Maybe the best of things.


And yet. These two words might be my new favorites. They are often on the lips of my new favorite fictional grandpa, Leopold Gursky in Nicole Krauss' "The History of Love." We meet him in present day New York City without family, many friends or really much to look forward to. He is at once waiting for and painfully scared of death. During his youth in Poland he wished to be a writer--before the war pushed him to America, where he became a locksmith. He tells his story of lost love with poignant detail and unlocks the poetics of human longing. "And yet." is the most often repeated sentence...well, no grammarian could call it sentence. And yet. They are the Leopold's most profound words. A string of hope is woven through the lonely events of his life and I love him for that.

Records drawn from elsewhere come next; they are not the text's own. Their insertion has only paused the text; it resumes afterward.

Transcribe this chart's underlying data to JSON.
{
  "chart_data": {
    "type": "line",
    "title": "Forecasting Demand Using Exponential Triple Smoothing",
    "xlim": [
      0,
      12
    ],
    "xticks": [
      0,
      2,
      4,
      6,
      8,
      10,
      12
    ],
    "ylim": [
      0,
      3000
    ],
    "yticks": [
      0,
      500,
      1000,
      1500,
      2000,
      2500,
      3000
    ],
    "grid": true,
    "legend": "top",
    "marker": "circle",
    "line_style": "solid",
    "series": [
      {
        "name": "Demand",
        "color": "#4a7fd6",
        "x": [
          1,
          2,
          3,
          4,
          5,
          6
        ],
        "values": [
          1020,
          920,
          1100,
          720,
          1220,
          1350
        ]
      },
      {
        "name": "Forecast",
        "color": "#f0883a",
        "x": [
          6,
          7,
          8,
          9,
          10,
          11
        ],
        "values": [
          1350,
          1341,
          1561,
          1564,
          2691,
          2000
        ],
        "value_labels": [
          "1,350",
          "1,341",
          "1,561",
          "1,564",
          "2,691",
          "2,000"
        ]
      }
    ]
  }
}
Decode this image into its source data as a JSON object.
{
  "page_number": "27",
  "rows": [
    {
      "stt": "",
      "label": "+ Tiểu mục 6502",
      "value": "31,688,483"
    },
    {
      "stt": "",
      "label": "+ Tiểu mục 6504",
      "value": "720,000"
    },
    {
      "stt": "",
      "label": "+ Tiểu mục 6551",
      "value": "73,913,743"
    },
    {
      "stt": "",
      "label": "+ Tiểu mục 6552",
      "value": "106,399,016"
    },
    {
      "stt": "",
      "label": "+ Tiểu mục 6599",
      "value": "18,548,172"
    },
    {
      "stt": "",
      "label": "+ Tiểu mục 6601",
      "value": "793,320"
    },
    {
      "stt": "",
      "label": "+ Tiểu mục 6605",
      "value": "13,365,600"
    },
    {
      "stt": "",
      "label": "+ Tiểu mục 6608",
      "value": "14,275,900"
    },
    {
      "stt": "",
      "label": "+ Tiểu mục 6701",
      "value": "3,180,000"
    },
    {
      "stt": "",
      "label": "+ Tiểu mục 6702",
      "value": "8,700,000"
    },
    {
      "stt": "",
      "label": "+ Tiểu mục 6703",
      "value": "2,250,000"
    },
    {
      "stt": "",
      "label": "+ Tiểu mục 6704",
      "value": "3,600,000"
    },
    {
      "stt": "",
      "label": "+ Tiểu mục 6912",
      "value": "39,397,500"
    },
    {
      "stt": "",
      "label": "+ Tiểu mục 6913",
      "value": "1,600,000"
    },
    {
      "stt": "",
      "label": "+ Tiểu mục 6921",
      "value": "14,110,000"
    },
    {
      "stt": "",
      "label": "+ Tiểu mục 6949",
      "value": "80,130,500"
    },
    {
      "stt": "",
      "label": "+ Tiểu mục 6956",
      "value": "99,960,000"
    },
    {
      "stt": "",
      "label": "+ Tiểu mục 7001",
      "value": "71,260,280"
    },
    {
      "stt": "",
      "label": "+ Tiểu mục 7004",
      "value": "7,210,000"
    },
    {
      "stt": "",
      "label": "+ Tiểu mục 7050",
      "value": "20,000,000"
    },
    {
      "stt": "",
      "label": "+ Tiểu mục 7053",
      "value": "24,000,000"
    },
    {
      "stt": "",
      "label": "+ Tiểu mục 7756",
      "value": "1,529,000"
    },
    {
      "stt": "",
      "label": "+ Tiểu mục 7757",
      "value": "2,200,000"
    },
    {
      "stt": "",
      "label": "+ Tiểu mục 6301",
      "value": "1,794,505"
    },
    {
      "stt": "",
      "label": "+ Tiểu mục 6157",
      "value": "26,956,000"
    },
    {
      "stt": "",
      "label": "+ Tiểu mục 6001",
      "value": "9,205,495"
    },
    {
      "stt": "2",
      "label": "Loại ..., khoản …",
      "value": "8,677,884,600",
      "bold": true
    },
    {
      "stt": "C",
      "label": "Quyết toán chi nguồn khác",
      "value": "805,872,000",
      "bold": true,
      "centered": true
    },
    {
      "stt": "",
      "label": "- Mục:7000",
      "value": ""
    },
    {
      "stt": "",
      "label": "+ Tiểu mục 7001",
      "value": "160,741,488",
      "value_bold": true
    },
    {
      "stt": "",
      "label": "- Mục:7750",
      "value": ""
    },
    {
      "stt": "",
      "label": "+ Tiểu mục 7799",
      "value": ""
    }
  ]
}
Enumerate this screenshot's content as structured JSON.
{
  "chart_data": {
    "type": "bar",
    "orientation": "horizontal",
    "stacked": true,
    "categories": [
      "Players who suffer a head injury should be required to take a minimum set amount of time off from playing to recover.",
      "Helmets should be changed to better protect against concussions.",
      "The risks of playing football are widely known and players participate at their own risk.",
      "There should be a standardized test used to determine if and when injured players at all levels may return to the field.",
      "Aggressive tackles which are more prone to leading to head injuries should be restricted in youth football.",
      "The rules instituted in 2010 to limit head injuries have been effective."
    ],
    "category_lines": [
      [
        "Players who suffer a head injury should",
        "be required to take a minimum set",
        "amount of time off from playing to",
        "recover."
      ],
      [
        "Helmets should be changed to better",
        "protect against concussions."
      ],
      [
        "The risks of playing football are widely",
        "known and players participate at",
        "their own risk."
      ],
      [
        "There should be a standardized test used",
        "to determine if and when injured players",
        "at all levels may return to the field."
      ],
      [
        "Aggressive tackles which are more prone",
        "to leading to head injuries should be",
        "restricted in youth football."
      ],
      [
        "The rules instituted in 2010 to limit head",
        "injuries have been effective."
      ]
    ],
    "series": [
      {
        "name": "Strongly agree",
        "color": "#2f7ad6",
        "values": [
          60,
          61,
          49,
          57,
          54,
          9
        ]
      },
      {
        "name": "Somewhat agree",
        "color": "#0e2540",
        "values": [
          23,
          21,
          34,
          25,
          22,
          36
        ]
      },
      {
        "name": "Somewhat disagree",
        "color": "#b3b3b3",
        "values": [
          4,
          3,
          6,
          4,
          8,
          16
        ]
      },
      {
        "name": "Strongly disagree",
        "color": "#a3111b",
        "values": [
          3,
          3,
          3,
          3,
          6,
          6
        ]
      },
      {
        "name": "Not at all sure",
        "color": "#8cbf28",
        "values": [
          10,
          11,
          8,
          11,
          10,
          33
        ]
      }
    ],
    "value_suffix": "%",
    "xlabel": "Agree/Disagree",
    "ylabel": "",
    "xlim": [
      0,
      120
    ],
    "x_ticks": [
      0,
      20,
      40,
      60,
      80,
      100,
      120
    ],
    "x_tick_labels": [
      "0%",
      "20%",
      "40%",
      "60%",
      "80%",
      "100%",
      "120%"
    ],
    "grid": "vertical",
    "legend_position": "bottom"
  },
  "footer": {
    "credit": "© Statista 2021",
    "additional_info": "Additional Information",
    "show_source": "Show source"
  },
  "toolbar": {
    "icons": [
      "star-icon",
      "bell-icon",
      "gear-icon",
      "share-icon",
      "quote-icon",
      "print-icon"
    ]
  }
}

The word yet is kind of funny. One of those that if you repeat it over and over again it loses all meaning, which happened to me as I was thinking of what to type. The OED lists it as meaning "nevertheless; in spite of that." I love the idea that hope can still come, nevertheless: in the throes of loneliness and desperation, or quiet, or anger. It kind of makes me want to write my own poetry of "and yets."

the city is concrete
and yet
glazed by light

Those words change everything, and become strikingly poetic when the second half conveys a different kind of beauty or scent of humanity. and yet. It makes me think.

crowded
and yet
desolate


I found another place:

"dying, and yet we live on; beaten, and yet not killed; sorrowful, yet always rejoicing; poor, yet making many rich; having nothing, and yet possessing everything." 2 Corinthians 6:9-10

let's be and yet kinds of people.

1 comment:

Michelle said...

You might not remember this, but I was reading The History of Love back some time in the fall when we had coffee and you asked what I was reading, and I was really excited about it. It is so wonderful!!